AND CHANCE STAGES MELODRAMA INSTEAD
OF COMEDY

A brave day to ye!” A little bit of everything that made Patsy was wrapped in the smile she gave the man in the Balmacaan coat standing by the wheel-guard of the car before the town post-office, a hand on the front seat. “Maybe ye’re not knowing it, but it’s a rare good day for us both. If you’ll only take me for a spin in your car I’ll tell you what brings me—and who I am—if you haven’t that guessed already.”

Plainly the occupant of the coat and the car was too much taken by surprise to guess. He simply stared; and by that stare conveyed a heart-sinking impression to Patsy. She looked at the puffed eyes and the grim, unyielding line of the mouth, and she wanted to run. It took all the O’Connell stubbornness, coupled with the things Gregory Jessup had told her about his friend, to keep her feet firm to the sidewalk and her resolution.
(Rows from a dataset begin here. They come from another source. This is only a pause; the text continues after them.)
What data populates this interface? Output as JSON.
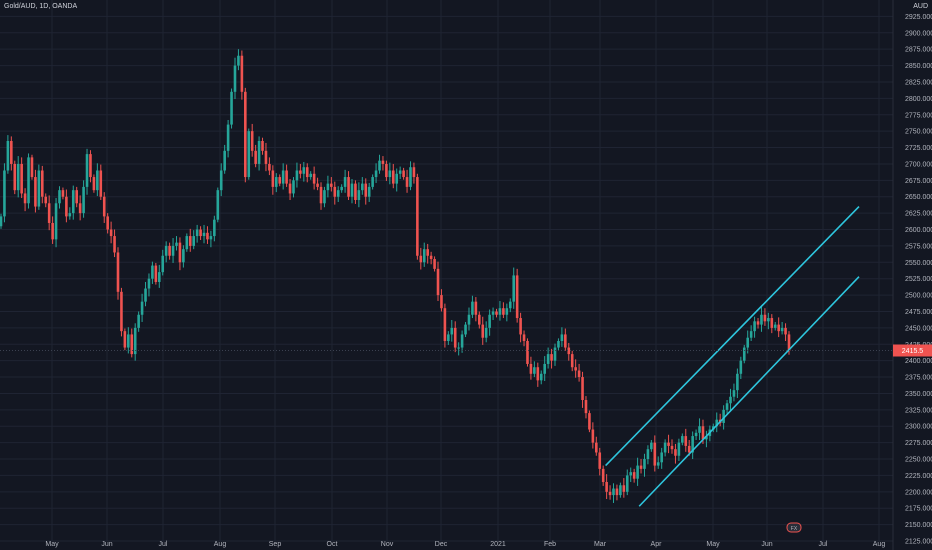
{
  "header": {
    "symbol": "Gold/AUD, 1D, OANDA",
    "currency": "AUD"
  },
  "colors": {
    "background": "#131722",
    "grid": "#1f2433",
    "text": "#b2b5be",
    "up": "#26a69a",
    "down": "#ef5350",
    "channel": "#2ec6de",
    "price_line": "#ef5350",
    "crosshair": "#3b4150"
  },
  "chart_data": {
    "type": "candlestick",
    "price_scale": {
      "min": 2125,
      "max": 2950,
      "step": 25
    },
    "y_ticks": [
      "2125.000",
      "2150.000",
      "2175.000",
      "2200.000",
      "2225.000",
      "2250.000",
      "2275.000",
      "2300.000",
      "2325.000",
      "2350.000",
      "2375.000",
      "2400.000",
      "2425.000",
      "2450.000",
      "2475.000",
      "2500.000",
      "2525.000",
      "2550.000",
      "2575.000",
      "2600.000",
      "2625.000",
      "2650.000",
      "2675.000",
      "2700.000",
      "2725.000",
      "2750.000",
      "2775.000",
      "2800.000",
      "2825.000",
      "2850.000",
      "2875.000",
      "2900.000",
      "2925.000"
    ],
    "x_ticks": [
      "May",
      "Jun",
      "Jul",
      "Aug",
      "Sep",
      "Oct",
      "Nov",
      "Dec",
      "2021",
      "Feb",
      "Mar",
      "Apr",
      "May",
      "Jun",
      "Jul",
      "Aug"
    ],
    "last_price": 2415.5,
    "current_price_label": "2415.5",
    "badge_label": "FX",
    "channel": {
      "upper": {
        "start": [
          "2021-03-04",
          2240
        ],
        "end": [
          "2021-08-01",
          2635
        ]
      },
      "lower": {
        "start": [
          "2021-03-22",
          2178
        ],
        "end": [
          "2021-08-01",
          2528
        ]
      }
    },
    "closes": [
      2620,
      2690,
      2735,
      2700,
      2660,
      2700,
      2655,
      2640,
      2710,
      2680,
      2635,
      2690,
      2650,
      2640,
      2610,
      2585,
      2640,
      2660,
      2650,
      2620,
      2625,
      2660,
      2640,
      2625,
      2665,
      2715,
      2680,
      2660,
      2690,
      2650,
      2620,
      2600,
      2590,
      2565,
      2505,
      2445,
      2420,
      2440,
      2410,
      2450,
      2470,
      2490,
      2510,
      2525,
      2545,
      2520,
      2535,
      2560,
      2575,
      2560,
      2575,
      2580,
      2550,
      2570,
      2590,
      2575,
      2590,
      2600,
      2590,
      2595,
      2585,
      2590,
      2615,
      2660,
      2690,
      2720,
      2760,
      2810,
      2850,
      2865,
      2810,
      2680,
      2750,
      2720,
      2700,
      2735,
      2720,
      2700,
      2690,
      2665,
      2680,
      2670,
      2690,
      2670,
      2655,
      2675,
      2690,
      2685,
      2695,
      2680,
      2685,
      2670,
      2665,
      2640,
      2660,
      2670,
      2665,
      2650,
      2660,
      2665,
      2680,
      2650,
      2670,
      2645,
      2660,
      2670,
      2650,
      2665,
      2680,
      2690,
      2705,
      2700,
      2680,
      2690,
      2670,
      2685,
      2690,
      2680,
      2665,
      2695,
      2680,
      2560,
      2550,
      2570,
      2560,
      2555,
      2540,
      2500,
      2480,
      2430,
      2440,
      2450,
      2420,
      2420,
      2440,
      2455,
      2470,
      2490,
      2470,
      2455,
      2435,
      2450,
      2470,
      2475,
      2470,
      2480,
      2470,
      2480,
      2490,
      2530,
      2465,
      2440,
      2430,
      2395,
      2380,
      2390,
      2370,
      2380,
      2395,
      2410,
      2400,
      2420,
      2430,
      2440,
      2420,
      2410,
      2390,
      2385,
      2375,
      2340,
      2320,
      2295,
      2275,
      2260,
      2235,
      2215,
      2200,
      2195,
      2205,
      2195,
      2210,
      2200,
      2225,
      2230,
      2220,
      2240,
      2235,
      2250,
      2265,
      2275,
      2240,
      2245,
      2260,
      2275,
      2270,
      2265,
      2255,
      2275,
      2285,
      2270,
      2260,
      2285,
      2290,
      2300,
      2280,
      2285,
      2295,
      2300,
      2310,
      2305,
      2325,
      2335,
      2345,
      2355,
      2380,
      2400,
      2420,
      2435,
      2445,
      2460,
      2455,
      2470,
      2460,
      2465,
      2450,
      2455,
      2445,
      2450,
      2440,
      2415
    ]
  }
}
“Maybe,” she thought, “he’s just taken on the look of a rascal because he thinks the world has written him down one. That’s often the way with a man; and often it takes but a bit of kindness to change it. If I could make him smile—now—”

Her next remark accomplished this, but it did not mend matters a whit. Patsy’s heart turned over disconsolately; and she was safety-locking her wits to keep them from scattering when she made her final plea.

“I’m not staying long, and I want to know you; there’s something I have to be saying before I go on my way. ’Twould be easiest if you’d take me for a ride in your car; we could talk quieter there.”

She tried to finish with a reasonably cheerful look, but it was a tragic failure. The man was looking past her to the post-office beyond, and the things Patsy had seemed to feel in his face suddenly rose to the surface and revealed themselves with an instant’s intensity. Patsy followed the look over her shoulder and shrank away perceptibly.

In the doorway of the office stood another man, younger and more—pronounced. It could mean but one thing: Billy Burgeman had lost his self-respect along with Marjorie Schuyler and had fallen in with foul company.